Paper Structure (23 sections, 21 equations, 7 figures, 5 tables)

This paper contains 23 sections, 21 equations, 7 figures, 5 tables.

Figures (7)

  • Figure 1: Overview of the proposed pipeline. The process begins with standardized audio input, which is converted into Mel-spectrogram images for training an Xception-based baseline model. This baseline is evaluated on multiple datasets to assess its generalization ability. In the second stage, artifacts are introduced into fake audio samples using frequency-based swaps (horizontal and vertical), dynamic frequency swaps, and background noise addition. The Artifact Detection Module (ADM) is trained to differentiate between fake and artifact-injected samples. This module is then fine-tuned for real-fake detection using artifact-informed representations. Finally, cross-dataset evaluations are conducted using the ADM-infused model to measure its effectiveness.
  • Figure 2: Mel-spectrogram examples from ASVspoof2019. Dark purple indicates low intensity; bright yellow, high energy.
  • Figure 3: Comparison of original and modified fake audio with frequency-domain artifacts.

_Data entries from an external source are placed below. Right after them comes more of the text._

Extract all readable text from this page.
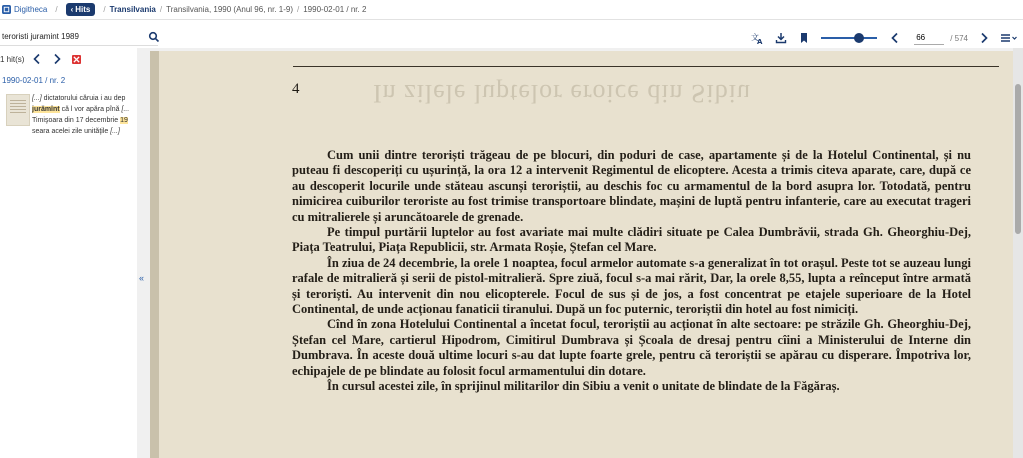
Digitheca / ‹ Hits / Transilvania / Transilvania, 1990 (Anul 96, nr. 1-9) / 1990-02-01 / nr. 2
teroristi juramint 1989
文
A
66	/ 574
1 hit(s)
1990-02-01 / nr. 2
[...] dictatorului căruia i au dep
jurămînt că l vor apăra pînă [...
Timişoara din 17 decembrie 19
seara acelei zile unităţile [...]
«
4	In zilele luptelor eroice din Sibiu

Cum unii dintre teroriști trăgeau de pe blocuri, din poduri de case, apartamente și de la Hotelul Continental, și nu puteau fi descoperiți cu ușurință, la ora 12 a intervenit Regimentul de elicoptere. Acesta a trimis citeva aparate, care, după ce au descoperit locurile unde stăteau ascunși teroriștii, au deschis foc cu armamentul de la bord asupra lor. Totodată, pentru nimicirea cuiburilor teroriste au fost trimise transportoare blindate, mașini de luptă pentru infanterie, care au executat trageri cu mitralierele și aruncătoarele de grenade.

Pe timpul purtării luptelor au fost avariate mai multe clădiri situate pe Calea Dumbrăvii, strada Gh. Gheorghiu-Dej, Piața Teatrului, Piața Republicii, str. Armata Roșie, Ștefan cel Mare.

În ziua de 24 decembrie, la orele 1 noaptea, focul armelor automate s-a generalizat în tot orașul. Peste tot se auzeau lungi rafale de mitralieră și serii de pistol-mitralieră. Spre ziuă, focul s-a mai rărit, Dar, la orele 8,55, lupta a reînceput între armată și teroriști. Au intervenit din nou elicopterele. Focul de sus și de jos, a fost concentrat pe etajele superioare de la Hotel Continental, de unde acționau fanaticii tiranului. După un foc puternic, teroriștii din hotel au fost nimiciți.

Cînd în zona Hotelului Continental a încetat focul, teroriștii au acționat în alte sectoare: pe străzile Gh. Gheorghiu-Dej, Ștefan cel Mare, cartierul Hipodrom, Cimitirul Dumbrava și Școala de dresaj pentru cîini a Ministerului de Interne din Dumbrava. În aceste două ultime locuri s-au dat lupte foarte grele, pentru că teroriștii se apărau cu disperare. Împotriva lor, echipajele de pe blindate au folosit focul armamentului din dotare.

În cursul acestei zile, în sprijinul militarilor din Sibiu a venit o unitate de blindate de la Făgăraș.
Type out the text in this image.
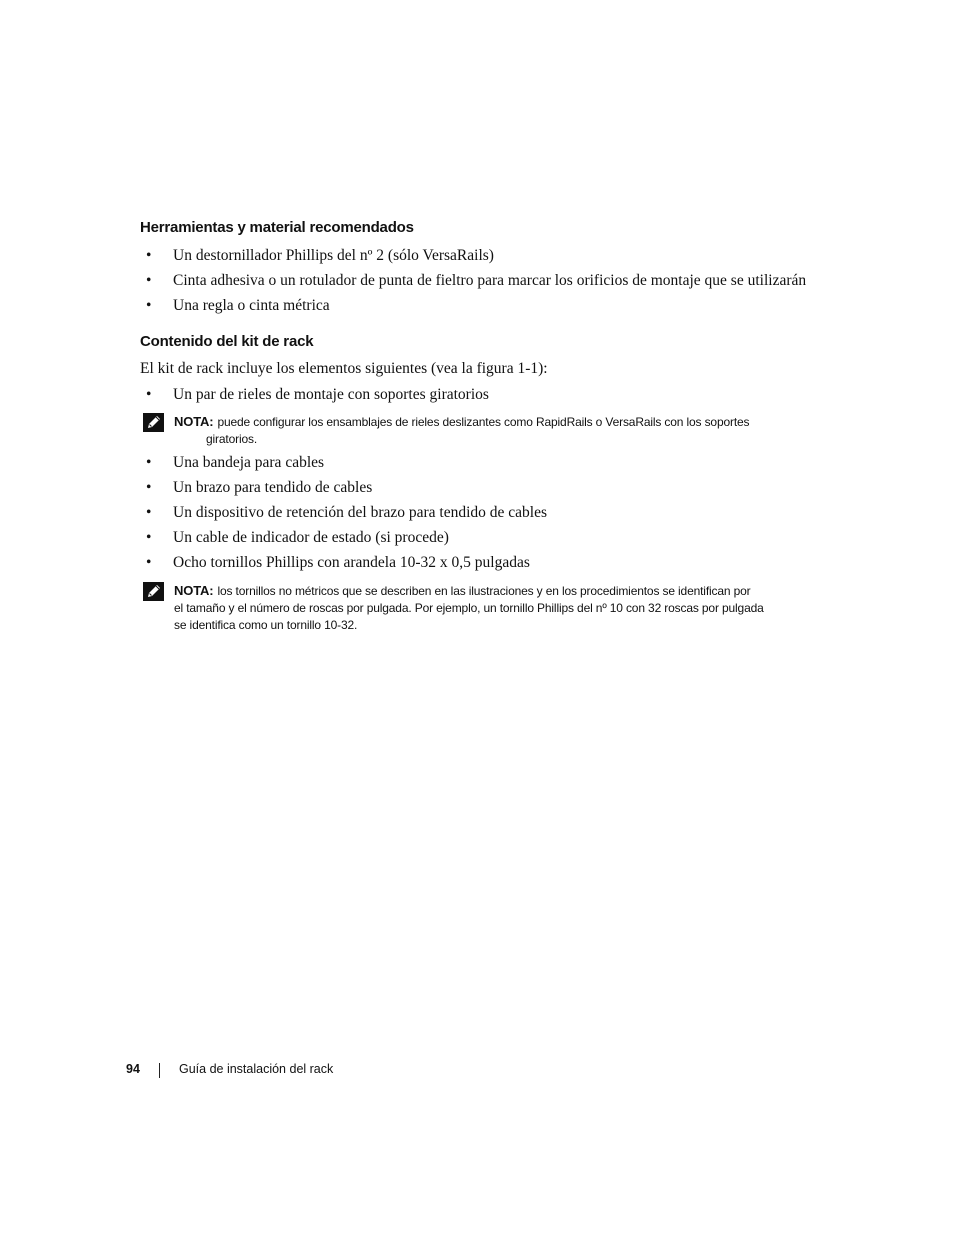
Herramientas y material recomendados
• Un destornillador Phillips del nº 2 (sólo VersaRails)
• Cinta adhesiva o un rotulador de punta de fieltro para marcar los orificios de montaje que se utilizarán
• Una regla o cinta métrica
Contenido del kit de rack

El kit de rack incluye los elementos siguientes (vea la figura 1-1):

• Un par de rieles de montaje con soportes giratorios
NOTA: puede configurar los ensamblajes de rieles deslizantes como RapidRails o VersaRails con los soportes
giratorios.
• Una bandeja para cables
• Un brazo para tendido de cables
• Un dispositivo de retención del brazo para tendido de cables
• Un cable de indicador de estado (si procede)
• Ocho tornillos Phillips con arandela 10-32 x 0,5 pulgadas
NOTA: los tornillos no métricos que se describen en las ilustraciones y en los procedimientos se identifican por
el tamaño y el número de roscas por pulgada. Por ejemplo, un tornillo Phillips del nº 10 con 32 roscas por pulgada
se identifica como un tornillo 10-32.
94	Guía de instalación del rack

Horizontal distortions result from spectral modifications in the given frequency ranges, exposing inconsistencies in fake speech generation.
  • Figure 4: Comparison of original and modified fake audio with time-domain artifacts. Vertical distortions are introduced by replacing audio segments in the given frequency ranges, creating structured disruptions that highlight synthetic inconsistencies.
  • Figure 5: Comparison of original and dynamically modified fake samples using Dynamic Frequency Swap. This method injects artifacts by swapping frequency bands at randomized positions per sample, ensuring variation in horizontal artifact bands.